Seth MacFarlane, Oscar Host?! Six Quick Questions—and Answers

Is the Family Guy guy really qualified to preside over Hollywood's most glamorous night at the 85th Annual Academy Awards?

By Joal Ryan Oct 01, 2012 11:38 PMTags
Seth MacFarlaneABC/TODD WAWRYCHUK

Seth MacFarlane, really?!

Here are six more questions raised by Monday's unexpected Oscar-host announcement (and, yes, technically, the above question isn't so much a question as a gasp):

1. Wait, Wasn't This Supposed to Be the Musical-Theater Oscars? Maybe it still will be. After all, Chicago's Craig Zadan and Neil Meron are still producers, and MacFarlane presumably still knows all the words to "Shipoopi." 

2. Is MacFarlane Going to Turn the Show Into Family Guy? No, MacFarlane tells the Hollywood Reporter

3. Does MacFarlane Have Enough Movie Cred to Host? He's got enough cred with movie audiences to sell $400 million worth of tickets worldwide to Ted, but if you want to convince yourself otherwise, here's a fun factoid (gleaned from the same Hollywood Reporter interview): MacFarlane will be the first Oscar host since Ellen DeGeneres to make his hosting debut and telecast debut at the same time. Here's another fun factoid: DeGeneres hosted one of the four most-watched Oscars of the last 10 years.

4. Is Hosting Saturday Night Live Officially a Prerequisite to Hosting the Oscars? Kinda sorta. Since the dawn of the Billy Crystal era, only David Letterman and Whoopi Goldberg have taken the Oscar stage as host without previously having done the same on SNL. James Franco and Anne Hathaway scored the ultimate emcee gig expressly because of their work on the comedy show. MacFarlane, fresh from his (shockingly charming) appearance at the Charlie Sheen roast, hosted SNL's Sept. 15 season premiere, and got great reviews doing so. In case you're wondering why Lindsay Lohan didn't get tapped by Zadan and Meron, it should be stated that successfully hosting SNL is the key.

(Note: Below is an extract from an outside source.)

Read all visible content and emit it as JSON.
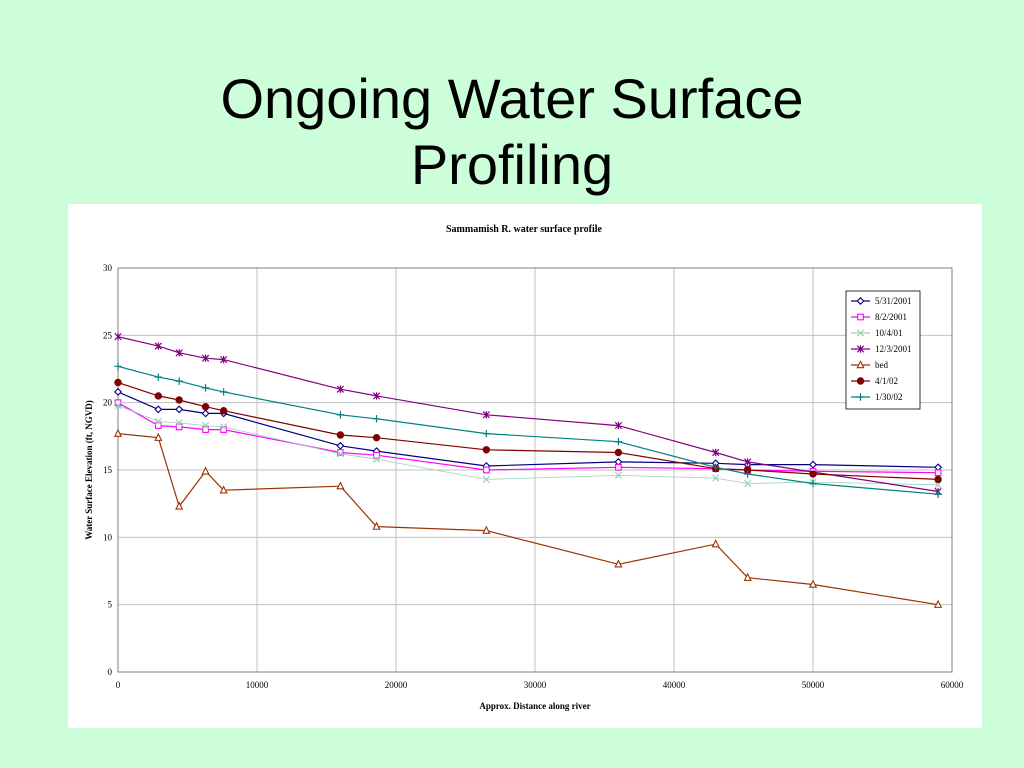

5. Will Women Watch MacFarlane? While this question (correctly) presumes MacFarlane is a dude magnet, it also presumes women don't like dudes who are dude magnets. The truth is women, who drive the ratings for the Oscars and the preshows, will watch anyone, man or woman, if there are nominated stars who drive them to their TVs. (The year Jon Stewart got saddled with No Country for Old Men, There Will Be Blood and a bunch of other non-Brad Pitt movies? Eh, they didn't tune in so much.) Another thing: Family Guy is hardly chick-repellant. On Sunday, its season premiere outdrew The Good Wife among women 18-34, and put up a fight with Revenge for that same group. (Both Revenge and Family Guy got killed in the demo by that most feminine of shows: Sunday Night Football.)   

6. My Grandma Doesn't Know Who Seth MacFarlane Is, Isn't That Bad? The 50-plus crowd is both the most likely group to turn on the TV, and the least likely to tune in MacFarlane's slate of Fox shows, so, no, your grandma has no idea who MacFarlane is. But thanks to the old, white men who decide the Oscar contenders, there'll be so many films to catch your mawmaw's eye she probably won't even mind confusing the nice young man in the tuxedo for the clean-shaven Ricky Gervais.